Represent the Dihedral group as an Algebra Consider the $D_4$ group. Note that the $D_4$ groups is generated by rotation and reflection, where $ rot: 1 \rightarrow 2 \rightarrow 3 \rightarrow 4 $ and $ref:1 \rightarrow 4, 2 \rightarrow 3, 3 \rightarrow 2, 4 \rightarrow 1$, i.e. elements are defined as permutations of vertices as in Way 2 of How are the elements of a dihedral group usually defined?.
Let $\pi$ be the natural representation of $D_4$ on the vector space with orthonormal basis $\{e_1, \cdots, e_4 \}$.
I know that the set of permutations of $\{e_1, \cdots, e_4 \}$  will be a $C^*$-algebra $A$ of $4 \times 4$ matrices. So $A$ is a linear combination of matrices.
My question is: what matrices will give us $A$, and what matrices will give us the commutant $A'$ of $A$?
I'm trying to proceed by writing out the $4 \times 4$ matrices for the rotation and reflection.
Below is the matrix I got for the rotation and reflection (please correct me if I'm wrong, as I'm a bit rusty on this)

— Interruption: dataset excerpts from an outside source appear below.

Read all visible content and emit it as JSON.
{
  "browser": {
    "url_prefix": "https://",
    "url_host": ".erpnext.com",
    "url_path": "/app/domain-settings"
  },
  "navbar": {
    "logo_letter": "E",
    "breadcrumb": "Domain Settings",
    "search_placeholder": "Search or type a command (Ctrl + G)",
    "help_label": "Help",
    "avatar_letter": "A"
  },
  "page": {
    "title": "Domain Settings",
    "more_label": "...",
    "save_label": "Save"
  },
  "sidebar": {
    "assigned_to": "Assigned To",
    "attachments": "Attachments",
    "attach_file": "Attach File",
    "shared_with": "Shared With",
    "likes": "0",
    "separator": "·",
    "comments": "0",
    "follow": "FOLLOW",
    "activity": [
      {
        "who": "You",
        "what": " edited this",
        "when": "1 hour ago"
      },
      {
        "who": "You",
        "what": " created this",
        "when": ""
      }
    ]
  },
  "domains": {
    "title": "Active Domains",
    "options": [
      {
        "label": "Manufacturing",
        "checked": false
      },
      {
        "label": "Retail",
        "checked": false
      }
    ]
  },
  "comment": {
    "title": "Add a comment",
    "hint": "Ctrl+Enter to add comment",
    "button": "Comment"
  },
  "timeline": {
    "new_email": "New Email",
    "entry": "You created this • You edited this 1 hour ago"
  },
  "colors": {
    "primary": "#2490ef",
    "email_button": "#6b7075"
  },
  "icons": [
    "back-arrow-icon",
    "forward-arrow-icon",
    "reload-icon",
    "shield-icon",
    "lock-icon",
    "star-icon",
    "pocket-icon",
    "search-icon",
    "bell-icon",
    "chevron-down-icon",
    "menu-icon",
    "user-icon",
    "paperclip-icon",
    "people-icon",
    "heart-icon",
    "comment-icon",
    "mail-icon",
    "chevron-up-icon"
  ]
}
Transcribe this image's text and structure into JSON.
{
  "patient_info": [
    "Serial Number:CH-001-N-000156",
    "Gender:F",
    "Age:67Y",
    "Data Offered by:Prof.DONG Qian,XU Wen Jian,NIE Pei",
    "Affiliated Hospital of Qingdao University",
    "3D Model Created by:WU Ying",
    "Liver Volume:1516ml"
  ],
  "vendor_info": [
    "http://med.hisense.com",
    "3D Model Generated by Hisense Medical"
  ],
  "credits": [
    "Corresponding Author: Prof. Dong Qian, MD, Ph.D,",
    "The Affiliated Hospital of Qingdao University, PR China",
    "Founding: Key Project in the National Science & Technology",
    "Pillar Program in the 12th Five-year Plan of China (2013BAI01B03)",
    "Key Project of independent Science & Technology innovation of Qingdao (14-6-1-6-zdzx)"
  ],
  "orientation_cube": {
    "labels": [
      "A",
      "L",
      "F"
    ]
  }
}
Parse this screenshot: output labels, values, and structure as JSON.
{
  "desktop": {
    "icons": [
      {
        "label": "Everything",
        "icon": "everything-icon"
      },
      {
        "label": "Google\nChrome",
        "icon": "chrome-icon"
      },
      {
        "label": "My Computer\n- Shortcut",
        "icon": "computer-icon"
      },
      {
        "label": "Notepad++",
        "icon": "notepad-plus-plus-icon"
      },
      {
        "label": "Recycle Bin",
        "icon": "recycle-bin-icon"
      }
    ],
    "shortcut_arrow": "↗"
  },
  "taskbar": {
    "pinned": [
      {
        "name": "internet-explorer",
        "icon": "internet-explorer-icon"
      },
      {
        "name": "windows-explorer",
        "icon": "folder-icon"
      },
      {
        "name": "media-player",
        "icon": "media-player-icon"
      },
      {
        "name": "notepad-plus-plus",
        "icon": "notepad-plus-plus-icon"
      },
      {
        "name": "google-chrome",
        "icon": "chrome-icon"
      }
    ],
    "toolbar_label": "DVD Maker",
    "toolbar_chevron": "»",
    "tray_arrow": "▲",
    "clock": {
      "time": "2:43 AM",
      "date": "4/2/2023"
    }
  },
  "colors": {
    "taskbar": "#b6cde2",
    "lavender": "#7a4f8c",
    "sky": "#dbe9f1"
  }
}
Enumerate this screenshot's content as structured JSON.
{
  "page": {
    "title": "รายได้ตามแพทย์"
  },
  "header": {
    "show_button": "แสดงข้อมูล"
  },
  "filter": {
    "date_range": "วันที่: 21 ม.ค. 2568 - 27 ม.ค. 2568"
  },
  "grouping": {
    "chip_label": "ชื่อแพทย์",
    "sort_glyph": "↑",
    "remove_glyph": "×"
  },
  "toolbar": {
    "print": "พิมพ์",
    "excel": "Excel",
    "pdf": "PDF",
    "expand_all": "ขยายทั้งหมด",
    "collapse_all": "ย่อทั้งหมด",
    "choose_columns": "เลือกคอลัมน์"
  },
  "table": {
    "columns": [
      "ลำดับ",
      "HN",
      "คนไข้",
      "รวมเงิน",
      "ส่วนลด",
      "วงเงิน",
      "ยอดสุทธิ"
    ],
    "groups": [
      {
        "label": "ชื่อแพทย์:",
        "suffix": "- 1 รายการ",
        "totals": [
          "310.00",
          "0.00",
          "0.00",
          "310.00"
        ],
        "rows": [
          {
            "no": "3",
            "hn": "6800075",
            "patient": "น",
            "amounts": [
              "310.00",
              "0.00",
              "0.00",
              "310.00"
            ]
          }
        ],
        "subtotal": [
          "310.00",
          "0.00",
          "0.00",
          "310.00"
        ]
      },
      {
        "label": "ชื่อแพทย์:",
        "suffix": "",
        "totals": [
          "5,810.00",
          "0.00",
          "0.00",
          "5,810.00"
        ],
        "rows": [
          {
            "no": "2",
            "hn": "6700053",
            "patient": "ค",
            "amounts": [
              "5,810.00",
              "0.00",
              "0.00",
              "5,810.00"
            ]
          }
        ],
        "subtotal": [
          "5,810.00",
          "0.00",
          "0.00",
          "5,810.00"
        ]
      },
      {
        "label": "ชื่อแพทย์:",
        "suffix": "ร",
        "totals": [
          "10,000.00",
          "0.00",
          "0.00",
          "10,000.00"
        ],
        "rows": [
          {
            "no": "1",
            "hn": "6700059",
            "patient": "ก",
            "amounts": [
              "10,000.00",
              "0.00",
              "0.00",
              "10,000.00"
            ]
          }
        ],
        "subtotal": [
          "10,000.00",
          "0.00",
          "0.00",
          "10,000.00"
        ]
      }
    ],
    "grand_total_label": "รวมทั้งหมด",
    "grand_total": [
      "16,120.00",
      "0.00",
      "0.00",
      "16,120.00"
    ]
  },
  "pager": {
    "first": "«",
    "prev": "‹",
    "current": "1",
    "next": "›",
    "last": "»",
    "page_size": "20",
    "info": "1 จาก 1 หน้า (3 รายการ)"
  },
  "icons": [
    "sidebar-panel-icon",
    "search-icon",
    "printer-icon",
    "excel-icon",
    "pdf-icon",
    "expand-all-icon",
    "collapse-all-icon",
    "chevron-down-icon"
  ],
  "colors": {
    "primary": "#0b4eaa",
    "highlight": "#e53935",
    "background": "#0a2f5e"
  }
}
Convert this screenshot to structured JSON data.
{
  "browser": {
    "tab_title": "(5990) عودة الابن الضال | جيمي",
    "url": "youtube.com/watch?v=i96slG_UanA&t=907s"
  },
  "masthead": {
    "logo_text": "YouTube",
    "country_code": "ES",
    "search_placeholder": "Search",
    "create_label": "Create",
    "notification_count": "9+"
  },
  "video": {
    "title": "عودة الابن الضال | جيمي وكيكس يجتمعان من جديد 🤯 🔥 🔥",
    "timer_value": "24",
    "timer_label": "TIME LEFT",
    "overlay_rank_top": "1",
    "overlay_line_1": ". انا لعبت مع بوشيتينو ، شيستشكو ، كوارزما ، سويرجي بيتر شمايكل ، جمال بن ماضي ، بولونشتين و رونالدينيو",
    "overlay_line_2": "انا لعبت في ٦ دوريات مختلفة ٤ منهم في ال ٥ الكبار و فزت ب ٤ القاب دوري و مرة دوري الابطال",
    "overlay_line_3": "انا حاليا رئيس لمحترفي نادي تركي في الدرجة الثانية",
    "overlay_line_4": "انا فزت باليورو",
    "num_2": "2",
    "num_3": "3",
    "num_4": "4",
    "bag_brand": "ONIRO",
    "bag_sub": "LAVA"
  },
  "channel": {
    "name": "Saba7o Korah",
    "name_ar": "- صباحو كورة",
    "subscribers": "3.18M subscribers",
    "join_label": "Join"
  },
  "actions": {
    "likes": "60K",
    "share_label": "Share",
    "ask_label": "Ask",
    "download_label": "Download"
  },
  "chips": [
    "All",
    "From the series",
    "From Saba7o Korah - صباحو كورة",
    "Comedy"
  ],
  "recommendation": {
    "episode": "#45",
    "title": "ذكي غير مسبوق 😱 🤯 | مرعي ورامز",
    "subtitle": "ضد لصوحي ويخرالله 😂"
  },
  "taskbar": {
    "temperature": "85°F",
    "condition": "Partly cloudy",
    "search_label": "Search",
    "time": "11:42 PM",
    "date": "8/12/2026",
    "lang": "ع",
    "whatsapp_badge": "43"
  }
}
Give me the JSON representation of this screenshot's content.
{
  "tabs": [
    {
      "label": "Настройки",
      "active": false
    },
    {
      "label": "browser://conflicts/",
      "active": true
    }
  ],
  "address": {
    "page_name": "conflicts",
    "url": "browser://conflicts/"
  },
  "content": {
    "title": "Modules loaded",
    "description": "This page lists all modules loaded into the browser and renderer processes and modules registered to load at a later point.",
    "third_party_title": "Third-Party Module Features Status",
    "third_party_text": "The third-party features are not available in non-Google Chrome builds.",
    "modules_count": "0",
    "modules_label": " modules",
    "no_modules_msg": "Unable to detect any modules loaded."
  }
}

$$Rot =  \left[\begin{matrix}1& 0 & 0 & 0 \\\ 0& 0 &1& 0 \\\ 0& -1 &0& 0 \\\ 0 & 0 & 0 & 1 \end{matrix}\right].$$
$$Ref =  \left[\begin{matrix}1& 0 & 0 & 0 \\\ 0& -1 &0& 0 \\\ 0& 0 &1& 0 \\\ 0 & 0 & 0 & 1 \end{matrix}\right].$$
From here, I'm not sure how to continue.
Thank you for your help!
 A: "rot: $1 \rightarrow 2 \rightarrow 3 \rightarrow 4$" means \begin{align*}
\mathrm{Rot}(e_1) &= e_2  \text{, }  \\
\mathrm{Rot}(e_2) &= e_3  \text{, }  \\
\mathrm{Rot}(e_3) &= e_4  \text{, and}  \\
\mathrm{Rot}(e_4) &= e_1  \text{.}
\end{align*}
So the first column of $\mathrm{Rot}$ is $e_2$, the second column is $e_3$, the third column is $e_4$, and the fourth column is $e_1$.  Think carefully how the product $\mathrm{Rot}\cdot e_i$ picks out the $i^\text{th}$ column of $\mathrm{Rot}$.  Therefore,
$$  \mathrm{Rot} = \begin{bmatrix} 0 & 0 & 0 & 1 \\ 1 & 0 & 0 & 0 \\ 0 & 1 & 0 & 0 \\ 0 & 0 & 1 & 0 \end{bmatrix}  \text{.}  $$
Hopefully, you see that your $\mathrm{Ref}$ matrix should also be some permutation of the $e_i$ as columns.  In particular, there should be no negative numbers in your matrix.
It should, perhaps, not be a surprise that there is a degree two real representation and a degree one complex representation of this group.
$\mathrm{Rot}$ has order $4$, so $3$ nontrivial powers.  $\mathrm{Ref}$ has order $2$, so $1$ nontrivial power.  So there are at most $(3+1)^2$ commutators (actually fewer need be explicitly calculated, since many of these can be immediately recognized to give zero).